Siemens iQ500 Çamaşır ve Kurutma makinesi, güncel yeni programları kolayca indirip tek dokunuşla kullanabilirsiniz. İhtiyaç değiştikçe çamaşır makineniz de sizinle birlikte kendini güncelliyor. Siemens’in en sevilen yanlarından biri, cihazların statik kalmaması. Yani bugün aldığınız çamaşır makinesi birkaç yıl sonra bile yeni özellikler kazanabiliyor. 



Siemens Home Connect üzerinden cihaza özel yeni yıkama ve kurutma programları indirebiliyorsunuz. Mevsimsel ihtiyaçlar, moda olan yeni kumaş türleri, spor kıyafetlerin gelişmesi… Ne değişirse değişsin, makineniz hep güncel kalıyor. 

Tıpkı telefonunuza uygulama güncellemesi indirir gibi çamaşır ve kurutma makineniz de güncellemelerle değişen yaşam tarzınıza ayak uyduruyor. 

Akıllı deterjan yönetimi: i-Dos ile her yıkamada doğru ölçü 

Makineyi tamamen doldurunca veya tek parça kıyafeti makineye attığınızda ne kadar deterjan koyacağınızı bilemiyor olabilirsiniz. İşte tam bu noktada i-Dos Deterjan Tarama teknolojisi devreye giriyor. Siemens Home Connect üzerinden şişelerin barkodunu okutup su sertliği ve deterjan yoğunluğunu makineye iletiyor, i-Dos ise her yıkamada doğru miktarı otomatik olarak ayarlıyor. Üstelik Siemens Home Connect uygulaması, deterjan seviyesini takip ederek deterjanınız tükenmeden önce size haber veriyor. Tek yapmanız gereken uygulamayı telefonunuza yüklemek ve çamaşır makinenizi uygulamaya bağlamak. 

stainRemoval teknolojisi: Zorlu lekelerle inatlaşmayı unutun 

Çay, yağ, makyaj, çikolata lekeleri… Gün içinde fark etmeden üzerinize bulaşan lekeler artık kâbus olmaktan çıkıyor.

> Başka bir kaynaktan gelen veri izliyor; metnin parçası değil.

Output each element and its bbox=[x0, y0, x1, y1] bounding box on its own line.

Siemens iQ500 çamaşır makinesi ile stainRemoval teknolojisi devreye giriyor. Tek bir dokunuşla çay, yağ, kozmetik veya günlük hayatta karşılaştığınız diğer zor lekeler için özel programları aktif edebilirsiniz. 

Siemens Home Connect uygulaması sayesinde daha fazla leke türünü ve bunlar için geliştirilmiş özel programları keşfetmek de mümkün. Yani sadece “lekeyi çıkar” demekle kalmıyor, sizin için en doğru yıkama programını da otomatik olarak öneriyor. Böylece hem lekelerle uğraşmak zorunda kalmıyor hem de giysilerinizin ömrünü koruyorsunuz. 

Artık çocuğunuza yemek yedirirken dökülen yemek lekeleri, kahve kazaları ya da mutfakta sıçrayan yağ lekeleri sizi endişelendirmiyor. stainRemoval, günlük hayatın getirdiği küçük sürprizlere karşı en güvenilir yardımcınız oluyor. 

Siemens iQ500 çamaşır ve kurutma makineleri, artık sadece kıyafetlerinizi temizleyen makineler değil; size zaman, konfor ve güven veren akıllı iş ortaklarınızdır. Ütüye harcadığınız vakti kendinize ayırın, lekelerle uğraşmayı unutun ve teknolojinin yaşam alanınıza uyumunun keyfini yaşayın.

*Bu yazı Siemens’in katkılarıyla hazırlanmıştır.